Ieri sera al
Politeama di Catanzaro, noi sul palcoscenico, nel laterale riservato alla
stampa, e nello stesso tempo nel testo recitato.
Io, da
osservatrice esterna, ascoltavo i nomi che Sebastiano intercalava fra una
battuta e un’altra del testo di De Filippo, agitando una fotografia di Ennio
Stranieri su un favoloso Enrico IV recitato dall’attore a Lamezia.
I nomi di
amici presenti in platea, di Giovanna Villella, che si occupa, da anni, di teatro, e che ieri sera, con guida esperta,
ci aveva permesso la trasferta, si mescolavano con le frasi del testo, creando
quel teatro nel teatro che rende viva ed unica una rappresentazione.
Sul testo e
sulla commedia non ho nulla da dire, mi sembrano temi corrosi dal tempo,
situazioni e ambienti ormai spariti, essendosi liquefatta la piccola borghesia
familiare che sorreggeva simili momenti
Interessante
invece il tessuto di rimandi e riferimenti, la storia del teatro napoletano e
non, attraverso i tic, le frasi, i gesti
che Sebastiano fa ricordando Totò, Tina Pica, Vittorio Gassman- che consiglia ad
Alessandro di lasciar perdere che non è cosa sua-, ed infine lo stesso Peppino
De Filippo, così straordinariamente riportato da sembrare lui stesso, Lo
Monaco, Peppino.
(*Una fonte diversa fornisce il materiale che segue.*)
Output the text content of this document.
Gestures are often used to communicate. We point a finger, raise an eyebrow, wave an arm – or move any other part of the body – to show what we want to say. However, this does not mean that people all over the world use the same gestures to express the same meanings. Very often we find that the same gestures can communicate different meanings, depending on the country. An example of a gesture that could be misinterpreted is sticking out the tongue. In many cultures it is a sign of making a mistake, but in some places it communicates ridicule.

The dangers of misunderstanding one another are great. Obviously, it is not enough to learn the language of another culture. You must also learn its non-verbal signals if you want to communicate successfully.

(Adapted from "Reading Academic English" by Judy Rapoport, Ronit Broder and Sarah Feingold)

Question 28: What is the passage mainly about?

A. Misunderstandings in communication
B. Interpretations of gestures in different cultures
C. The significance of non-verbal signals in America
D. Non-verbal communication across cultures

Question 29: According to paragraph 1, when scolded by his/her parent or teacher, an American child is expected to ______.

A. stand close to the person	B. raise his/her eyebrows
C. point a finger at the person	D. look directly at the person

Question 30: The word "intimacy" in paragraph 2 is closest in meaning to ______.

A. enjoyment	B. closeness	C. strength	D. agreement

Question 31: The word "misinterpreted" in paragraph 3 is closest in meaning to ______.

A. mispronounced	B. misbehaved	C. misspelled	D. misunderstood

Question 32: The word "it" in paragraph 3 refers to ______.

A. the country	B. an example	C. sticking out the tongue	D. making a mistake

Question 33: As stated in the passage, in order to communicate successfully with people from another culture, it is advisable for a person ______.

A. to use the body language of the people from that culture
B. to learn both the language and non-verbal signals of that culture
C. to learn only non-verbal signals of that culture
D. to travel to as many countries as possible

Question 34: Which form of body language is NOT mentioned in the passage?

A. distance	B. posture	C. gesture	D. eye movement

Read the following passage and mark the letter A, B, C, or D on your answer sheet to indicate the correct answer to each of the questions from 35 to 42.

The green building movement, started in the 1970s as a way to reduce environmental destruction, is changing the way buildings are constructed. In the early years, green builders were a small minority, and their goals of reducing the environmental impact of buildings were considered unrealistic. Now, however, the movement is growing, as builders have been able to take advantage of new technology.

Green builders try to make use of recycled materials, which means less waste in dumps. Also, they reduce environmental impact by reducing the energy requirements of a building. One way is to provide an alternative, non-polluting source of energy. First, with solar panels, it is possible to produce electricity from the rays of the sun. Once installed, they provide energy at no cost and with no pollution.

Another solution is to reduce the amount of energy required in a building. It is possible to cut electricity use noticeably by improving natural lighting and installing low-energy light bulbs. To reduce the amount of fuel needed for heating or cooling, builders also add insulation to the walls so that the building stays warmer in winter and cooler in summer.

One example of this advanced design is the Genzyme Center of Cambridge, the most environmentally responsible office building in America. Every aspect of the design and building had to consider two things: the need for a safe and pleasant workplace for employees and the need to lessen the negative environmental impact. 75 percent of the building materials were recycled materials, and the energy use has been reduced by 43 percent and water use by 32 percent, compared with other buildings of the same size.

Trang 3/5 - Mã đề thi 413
Gli somigliava pure.
A fine
spettacolo Lo Monaco ha salutato e fermato gli spettatori, che stavano andando via,
impartendo una splendida lezione di affetto. La vicinanza di cui si ha bisogno
per essere felici del lavoro fatto. Il motivo
per cui ci si alza e andiamo a teatro, il senso delle cose che ci fanno
comunità. Lo pensa veramente, lui, che da grande interprete della stagione
classica a Siracusa, è stato l’Edipo Re.